Source for Data Analysis

I used Dune Analytics for data analysis mentioned in this post.

You can find the source for the cost of DAI/USDC transfers in the following queries:

For the numbers mentioned in the post, I calculated the median gas cost of a simple transfer transaction from the last week of 2021.

I calculated the USD value of the excess ETH spent on blacklist lookups in December 2021 relative to my proposed implementation in the following query.
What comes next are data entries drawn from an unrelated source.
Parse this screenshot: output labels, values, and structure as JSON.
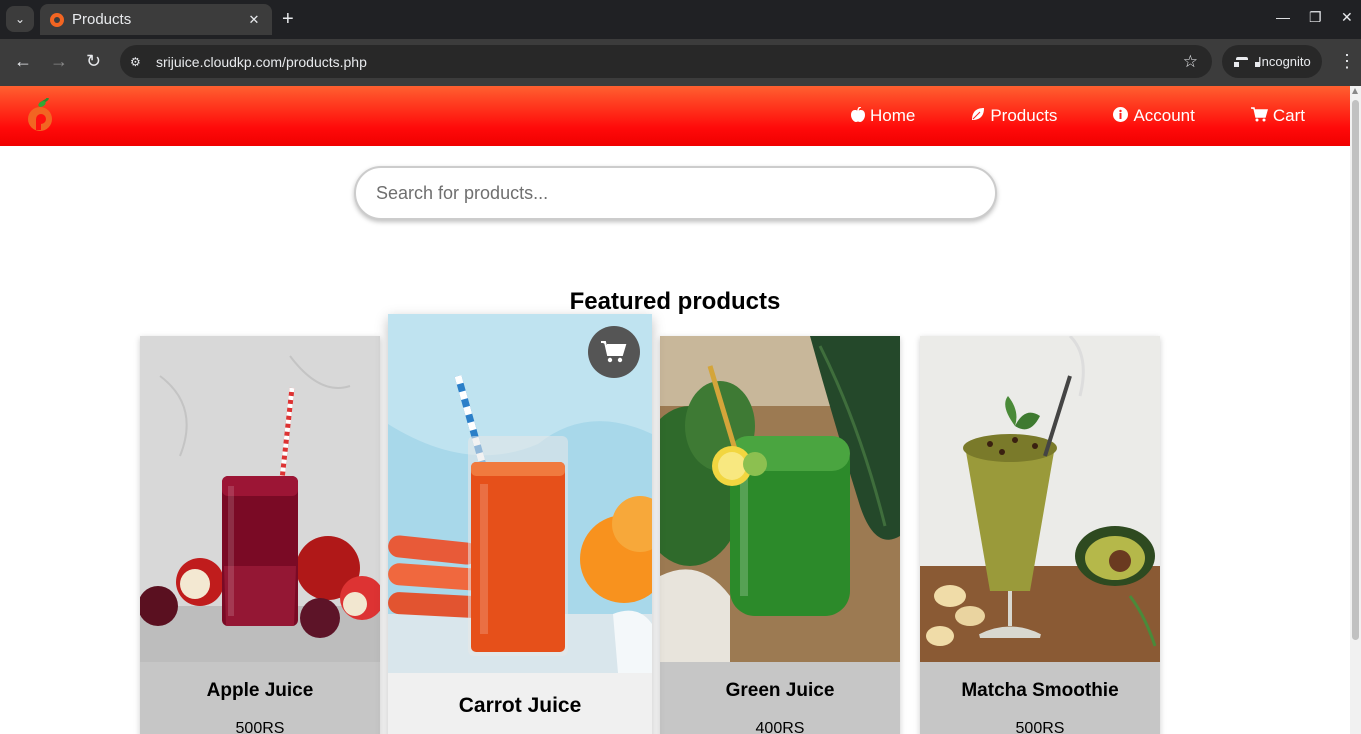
{
  "browser": {
    "tab_title": "Products",
    "url": "srijuice.cloudkp.com/products.php",
    "incognito_label": "Incognito"
  },
  "nav": {
    "items": [
      {
        "label": "Home",
        "icon": "apple-icon"
      },
      {
        "label": "Products",
        "icon": "leaf-icon"
      },
      {
        "label": "Account",
        "icon": "info-circle-icon"
      },
      {
        "label": "Cart",
        "icon": "cart-icon"
      }
    ]
  },
  "search": {
    "placeholder": "Search for products..."
  },
  "featured": {
    "title": "Featured products",
    "products": [
      {
        "name": "Apple Juice",
        "price": "500RS"
      },
      {
        "name": "Carrot Juice",
        "price": ""
      },
      {
        "name": "Green Juice",
        "price": "400RS"
      },
      {
        "name": "Matcha Smoothie",
        "price": "500RS"
      }
    ]
  },
  "colors": {
    "header": "#ff0a0a",
    "card_bg": "#c6c6c6",
    "card_hover_bg": "#f0f0f0"
  }
}
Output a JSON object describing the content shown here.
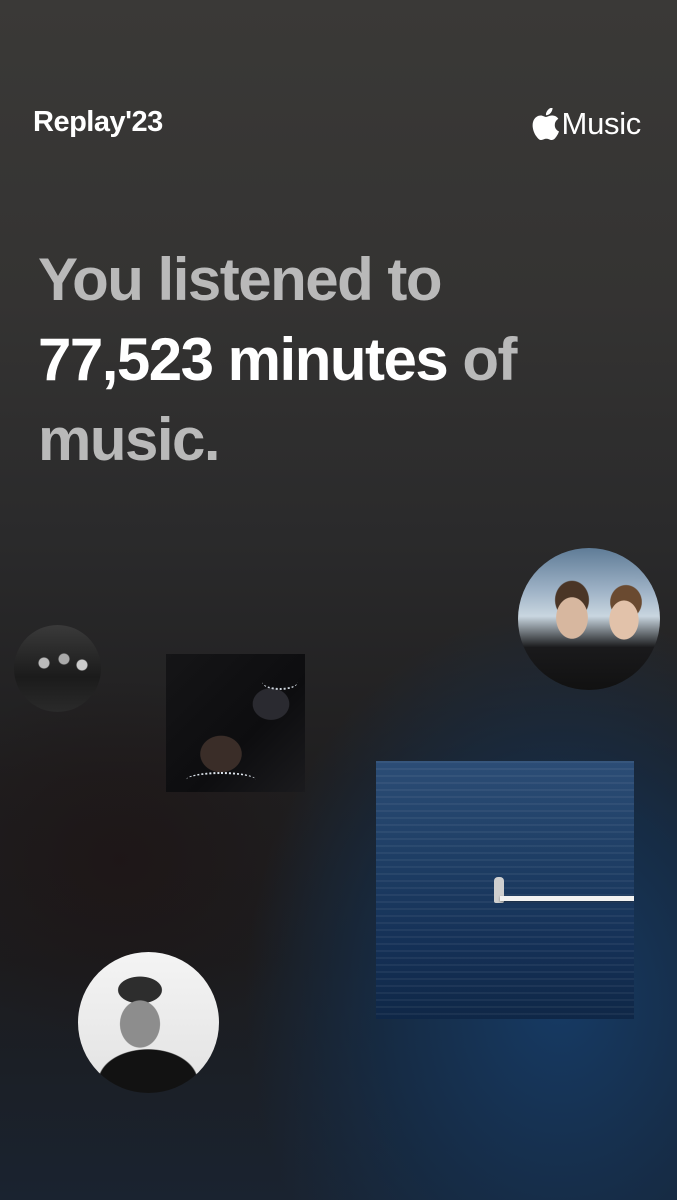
{
  "header": {
    "title": "Replay'23",
    "brand_icon": "apple-icon",
    "brand_label": "Music"
  },
  "headline": {
    "line1": "You listened to",
    "minutes": "77,523 minutes",
    "of": "of",
    "music": "music."
  },
  "artwork": [
    {
      "name": "artist-photo-duo",
      "shape": "circle"
    },
    {
      "name": "artist-photo-band",
      "shape": "circle"
    },
    {
      "name": "album-art-dark",
      "shape": "square"
    },
    {
      "name": "album-art-ocean",
      "shape": "square"
    },
    {
      "name": "artist-photo-portrait",
      "shape": "circle"
    }
  ],
  "colors": {
    "accent_dim": "#b9b9b9",
    "text": "#ffffff",
    "background_top": "#3a3937",
    "background_blue": "#163c68"
  }
}
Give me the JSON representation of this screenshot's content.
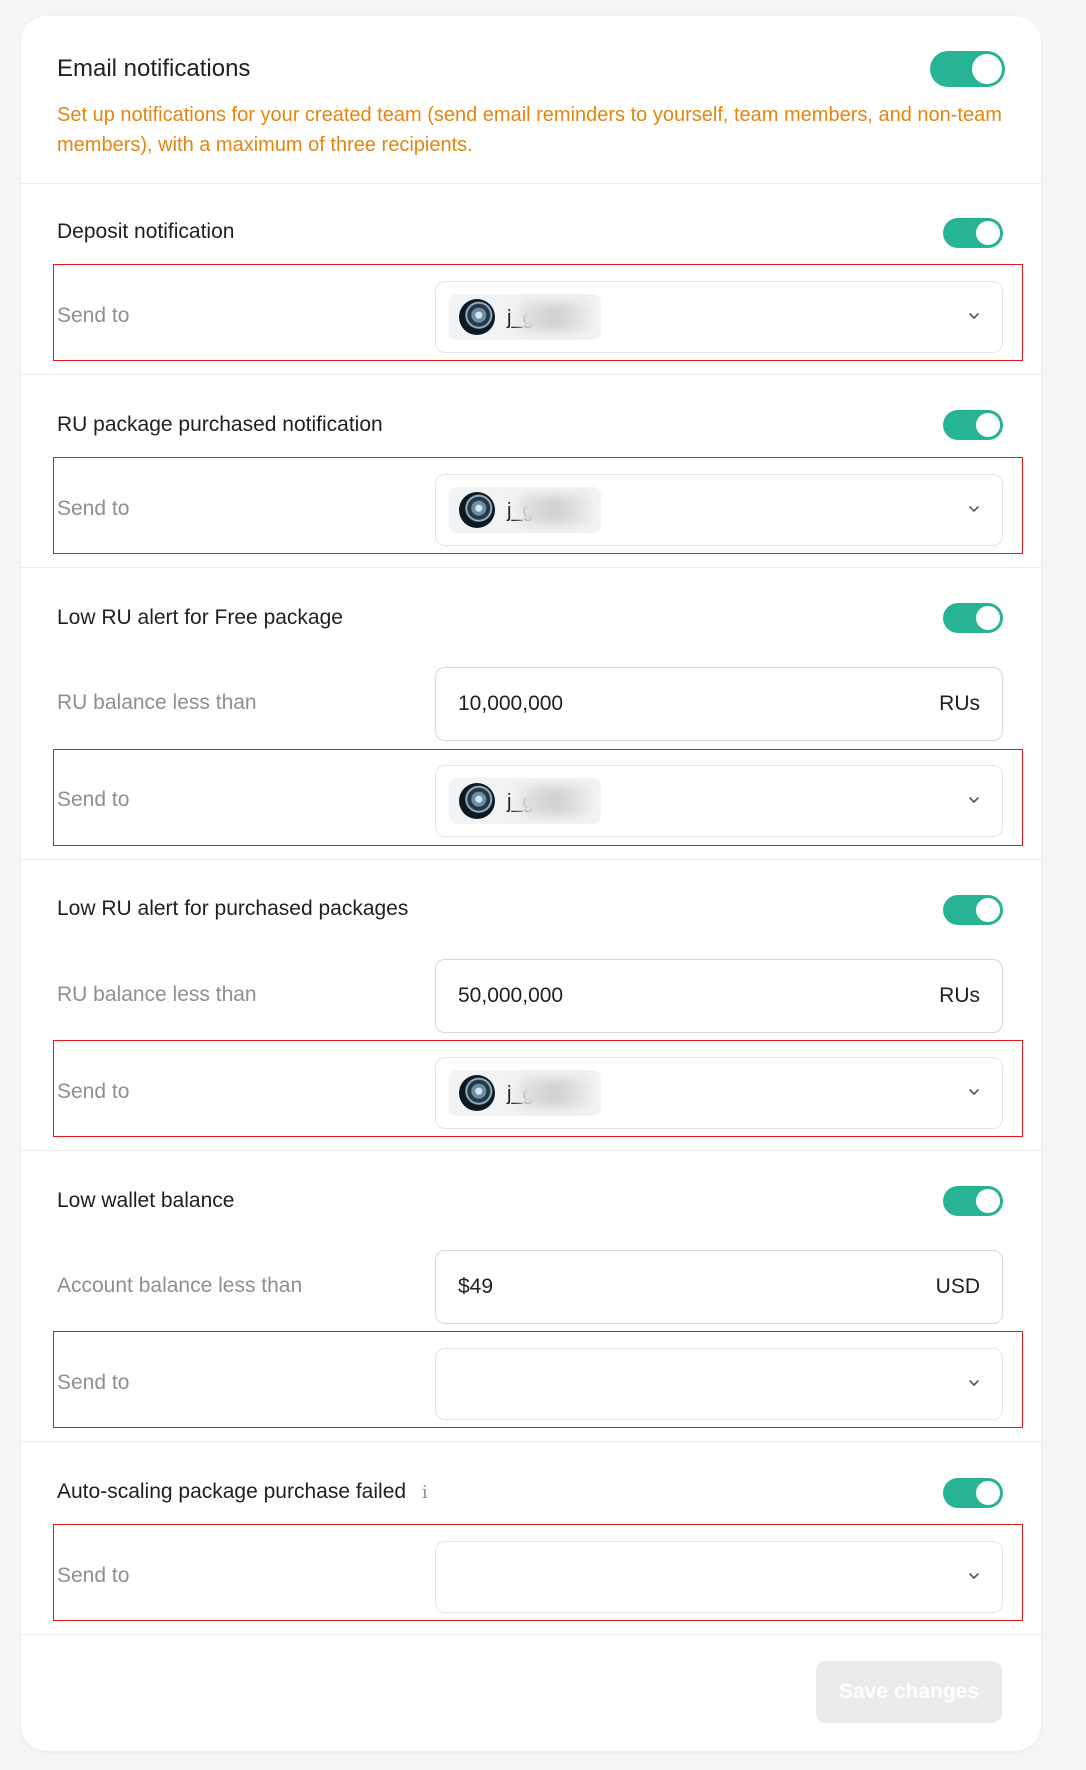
{
  "header": {
    "title": "Email notifications",
    "description": "Set up notifications for your created team (send email reminders to yourself, team members, and non-team members), with a maximum of three recipients.",
    "enabled": true
  },
  "sections": [
    {
      "title": "Deposit notification",
      "enabled": true,
      "send_to_label": "Send to",
      "recipient": "j_g"
    },
    {
      "title": "RU package purchased notification",
      "enabled": true,
      "send_to_label": "Send to",
      "recipient": "j_g"
    },
    {
      "title": "Low RU alert for Free package",
      "enabled": true,
      "threshold_label": "RU balance less than",
      "threshold_value": "10,000,000",
      "threshold_unit": "RUs",
      "send_to_label": "Send to",
      "recipient": "j_g"
    },
    {
      "title": "Low RU alert for purchased packages",
      "enabled": true,
      "threshold_label": "RU balance less than",
      "threshold_value": "50,000,000",
      "threshold_unit": "RUs",
      "send_to_label": "Send to",
      "recipient": "j_g"
    },
    {
      "title": "Low wallet balance",
      "enabled": true,
      "threshold_label": "Account balance less than",
      "threshold_value": "$49",
      "threshold_unit": "USD",
      "send_to_label": "Send to",
      "recipient": ""
    },
    {
      "title": "Auto-scaling package purchase failed",
      "enabled": true,
      "info_icon": "i",
      "send_to_label": "Send to",
      "recipient": ""
    }
  ],
  "footer": {
    "save_label": "Save changes",
    "save_enabled": false
  },
  "colors": {
    "accent": "#27b495",
    "warning_text": "#e5850f",
    "highlight_box": "#e0191c"
  }
}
To make the calculations tractable without timing out, I calculated the excess ETH for approve, transfer, and transferFrom in separate queries and stored the results in tables. The queries for these tables can be found linked in the query above.

I calculate the gas spent on SLOAD related to the blacklist, taking into account the lower cost of warm access if an address is repeated.

Additional Implementation Details

When deploying v3, addresses on the blacklist with frozen balances would be able to move this balance if they aren’t frozen via freezeBalance, so it’s imperative that the deployment transaction includes this step.

I left blacklist checks on the mint functions, since they are not very frequent called and those functions only affect Centre’s costs, not the costs of USDC users.